You are correct in that there is insufficient information in a digital negative (at least one made with an inkjet printer) for enlargment. Bear in mind that the maximum resolution in a digital negative is something on the order of 8-10 lppm. If you enlarge such a negative even one time you drop below the threshold of reslution of the human eye.
Sandy
-
Sponsored Ad. (Subscribers to APUG have the option to remove this ad.)
-
Sandy,
I don't understand. How does one go about computing line pair per mm (lppm) in this case? Assuming I'm starting at the current max of 5760 DPI, I divide by 25.4 to get the pixels per mm, 226.7, even dividing this by 4 yields lots of resolution. Where'd I go wrong/right?
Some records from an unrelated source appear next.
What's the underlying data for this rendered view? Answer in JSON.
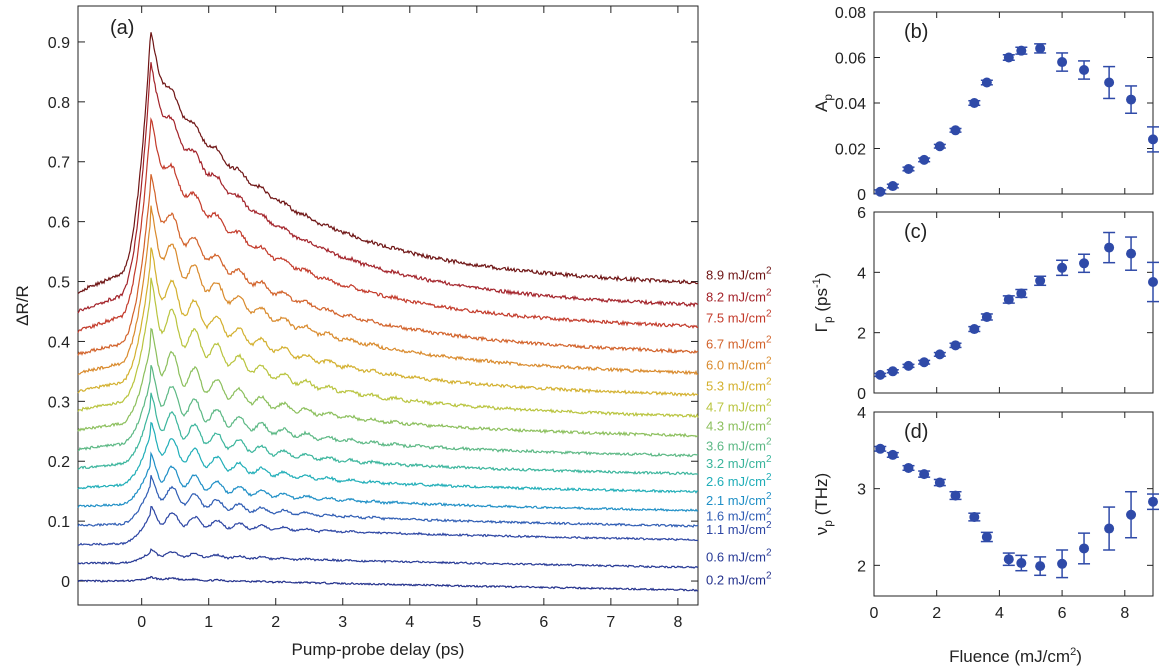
{
  "chart_data": [
    {
      "panel_label": "(a)",
      "type": "line",
      "xlabel": "Pump-probe delay (ps)",
      "ylabel": "ΔR/R",
      "xlim": [
        -0.95,
        8.3
      ],
      "ylim": [
        -0.04,
        0.96
      ],
      "xticks": [
        "0",
        "1",
        "2",
        "3",
        "4",
        "5",
        "6",
        "7",
        "8"
      ],
      "yticks": [
        "0",
        "0.1",
        "0.2",
        "0.3",
        "0.4",
        "0.5",
        "0.6",
        "0.7",
        "0.8",
        "0.9"
      ],
      "grid": false,
      "legend": "labels at right end of each trace",
      "label_unit": "mJ/cm",
      "label_exp": "2",
      "series": [
        {
          "name": "0.2",
          "color": "#22308c",
          "offset": 0.0,
          "pre": 0.0,
          "peak": 0.005,
          "end": 0.001,
          "osc": 0.001,
          "tau": 1.8
        },
        {
          "name": "0.6",
          "color": "#273a96",
          "offset": 0.03,
          "pre": 0.03,
          "peak": 0.048,
          "end": 0.039,
          "osc": 0.004,
          "tau": 1.6
        },
        {
          "name": "1.1",
          "color": "#2d46a4",
          "offset": 0.06,
          "pre": 0.062,
          "peak": 0.112,
          "end": 0.085,
          "osc": 0.01,
          "tau": 1.5
        },
        {
          "name": "1.6",
          "color": "#2f5db4",
          "offset": 0.09,
          "pre": 0.095,
          "peak": 0.16,
          "end": 0.108,
          "osc": 0.012,
          "tau": 1.4
        },
        {
          "name": "2.1",
          "color": "#1f8fc6",
          "offset": 0.12,
          "pre": 0.128,
          "peak": 0.195,
          "end": 0.134,
          "osc": 0.014,
          "tau": 1.4
        },
        {
          "name": "2.6",
          "color": "#20aeb8",
          "offset": 0.15,
          "pre": 0.16,
          "peak": 0.245,
          "end": 0.165,
          "osc": 0.016,
          "tau": 1.4
        },
        {
          "name": "3.2",
          "color": "#3bb59c",
          "offset": 0.18,
          "pre": 0.195,
          "peak": 0.29,
          "end": 0.195,
          "osc": 0.018,
          "tau": 1.5
        },
        {
          "name": "3.6",
          "color": "#5cb884",
          "offset": 0.21,
          "pre": 0.228,
          "peak": 0.335,
          "end": 0.225,
          "osc": 0.02,
          "tau": 1.6
        },
        {
          "name": "4.3",
          "color": "#8bbf5c",
          "offset": 0.24,
          "pre": 0.262,
          "peak": 0.395,
          "end": 0.258,
          "osc": 0.022,
          "tau": 1.7
        },
        {
          "name": "4.7",
          "color": "#b9c43e",
          "offset": 0.27,
          "pre": 0.298,
          "peak": 0.475,
          "end": 0.29,
          "osc": 0.024,
          "tau": 1.8
        },
        {
          "name": "5.3",
          "color": "#d3b02e",
          "offset": 0.3,
          "pre": 0.33,
          "peak": 0.53,
          "end": 0.325,
          "osc": 0.022,
          "tau": 1.9
        },
        {
          "name": "6.0",
          "color": "#d98a2c",
          "offset": 0.33,
          "pre": 0.362,
          "peak": 0.6,
          "end": 0.36,
          "osc": 0.02,
          "tau": 2.0
        },
        {
          "name": "6.7",
          "color": "#d2622a",
          "offset": 0.36,
          "pre": 0.395,
          "peak": 0.66,
          "end": 0.395,
          "osc": 0.016,
          "tau": 2.0
        },
        {
          "name": "7.5",
          "color": "#c33a2a",
          "offset": 0.39,
          "pre": 0.44,
          "peak": 0.76,
          "end": 0.438,
          "osc": 0.012,
          "tau": 1.9
        },
        {
          "name": "8.2",
          "color": "#a3232a",
          "offset": 0.42,
          "pre": 0.475,
          "peak": 0.855,
          "end": 0.473,
          "osc": 0.01,
          "tau": 1.9
        },
        {
          "name": "8.9",
          "color": "#6e1414",
          "offset": 0.45,
          "pre": 0.51,
          "peak": 0.91,
          "end": 0.51,
          "osc": 0.008,
          "tau": 1.9
        }
      ]
    },
    {
      "panel_label": "(b)",
      "type": "scatter",
      "ylabel_main": "A",
      "ylabel_sub": "p",
      "xlim": [
        0,
        8.9
      ],
      "ylim": [
        0,
        0.08
      ],
      "yticks": [
        0,
        0.02,
        0.04,
        0.06,
        0.08
      ],
      "ytick_labels": [
        "0",
        "0.02",
        "0.04",
        "0.06",
        "0.08"
      ],
      "color": "#2f4aa8",
      "x": [
        0.2,
        0.6,
        1.1,
        1.6,
        2.1,
        2.6,
        3.2,
        3.6,
        4.3,
        4.7,
        5.3,
        6.0,
        6.7,
        7.5,
        8.2,
        8.9
      ],
      "y": [
        0.001,
        0.0035,
        0.011,
        0.015,
        0.021,
        0.028,
        0.04,
        0.049,
        0.06,
        0.063,
        0.064,
        0.058,
        0.0545,
        0.049,
        0.0415,
        0.024
      ],
      "err": [
        0.0008,
        0.0008,
        0.0008,
        0.0008,
        0.0008,
        0.0008,
        0.001,
        0.001,
        0.0012,
        0.0015,
        0.002,
        0.004,
        0.004,
        0.007,
        0.006,
        0.0055
      ]
    },
    {
      "panel_label": "(c)",
      "type": "scatter",
      "ylabel_main": "Γ",
      "ylabel_sub": "p",
      "ylabel_unit": " (ps",
      "ylabel_sup": "-1",
      "ylabel_close": ")",
      "xlim": [
        0,
        8.9
      ],
      "ylim": [
        0,
        6
      ],
      "yticks": [
        0,
        2,
        4,
        6
      ],
      "ytick_labels": [
        "0",
        "2",
        "4",
        "6"
      ],
      "color": "#2f4aa8",
      "x": [
        0.2,
        0.6,
        1.1,
        1.6,
        2.1,
        2.6,
        3.2,
        3.6,
        4.3,
        4.7,
        5.3,
        6.0,
        6.7,
        7.5,
        8.2,
        8.9
      ],
      "y": [
        0.6,
        0.72,
        0.9,
        1.02,
        1.28,
        1.58,
        2.12,
        2.52,
        3.1,
        3.3,
        3.72,
        4.15,
        4.3,
        4.82,
        4.62,
        3.68
      ],
      "err": [
        0.05,
        0.05,
        0.05,
        0.06,
        0.06,
        0.07,
        0.08,
        0.1,
        0.12,
        0.13,
        0.15,
        0.25,
        0.3,
        0.5,
        0.55,
        0.65
      ]
    },
    {
      "panel_label": "(d)",
      "type": "scatter",
      "ylabel_main": "ν",
      "ylabel_sub": "p",
      "ylabel_unit": " (THz)",
      "xlabel_main": "Fluence (mJ/cm",
      "xlabel_sup": "2",
      "xlabel_close": ")",
      "xlim": [
        0,
        8.9
      ],
      "ylim": [
        1.6,
        4
      ],
      "yticks": [
        2,
        3,
        4
      ],
      "ytick_labels": [
        "2",
        "3",
        "4"
      ],
      "xticks": [
        0,
        2,
        4,
        6,
        8
      ],
      "xtick_labels": [
        "0",
        "2",
        "4",
        "6",
        "8"
      ],
      "color": "#2f4aa8",
      "x": [
        0.2,
        0.6,
        1.1,
        1.6,
        2.1,
        2.6,
        3.2,
        3.6,
        4.3,
        4.7,
        5.3,
        6.0,
        6.7,
        7.5,
        8.2,
        8.9
      ],
      "y": [
        3.52,
        3.44,
        3.27,
        3.19,
        3.08,
        2.91,
        2.63,
        2.37,
        2.08,
        2.03,
        1.99,
        2.02,
        2.22,
        2.48,
        2.66,
        2.83
      ],
      "err": [
        0.03,
        0.03,
        0.03,
        0.04,
        0.04,
        0.05,
        0.05,
        0.06,
        0.08,
        0.1,
        0.12,
        0.18,
        0.2,
        0.28,
        0.3,
        0.1
      ]
    }
  ]
}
Or is the limitation the grounds on which the ink is jetted? ~m
-
 Originally Posted by Michael Koch-Schulte
Sandy,
I don't understand. How does one go about computing line pair per mm (lppm) in this case? Assuming I'm starting at the current max of 5760 DPI, I divide by 25.4 to get the pixels per mm, 226.7, even dividing this by 4 yields lots of resolution. Where'd I go wrong/right? Or is the limitation the grounds on which the ink is jetted? ~m
Michael,
You begin with the premise that regardless of printer resolution in dpi there is very little to be gained in terms of resolution by setting the file spi at more than 360. If you set file resolution at 360 spi (at the print size), a resolution test of Pictorico OHP with an Epson 2200 or 2400 show that it has a maximum resolution of about 7-8 lppm. This is calculated as follows: 360 spi file size divided by 24.5 divided by 2 equals 7.4 lppm. It has been shown that it takes at least 2 ppi to equal resolution of one lppm, and that is optimistic. Setting the file size to 720 at the print size may result in a very small increase in resolution, but not much since the OHP materials also limits resolution to around 8 lppm. In fact, many people will not see a difference between file size of 240 spi and 360 spi at the printing size, and 240 spi is about same as 5 lppm.
Output to an Imagesetter or laser printer (Lambda for example) can result in slightly higher resolution. For examle, a negative from a Lambda on Ilford FP4+ is capable of around 16 lppm, assusming the Lambda is operating at 400 dpi.
As you can see, you don't want to confuse output resolution with printer resolution. There are many good sites on the web that deal with this, see for example http://www.mkprod.com/ResolvingResolution.htm
Sandy
Last edited by sanking; 05-13-2006 at 04:22 PM.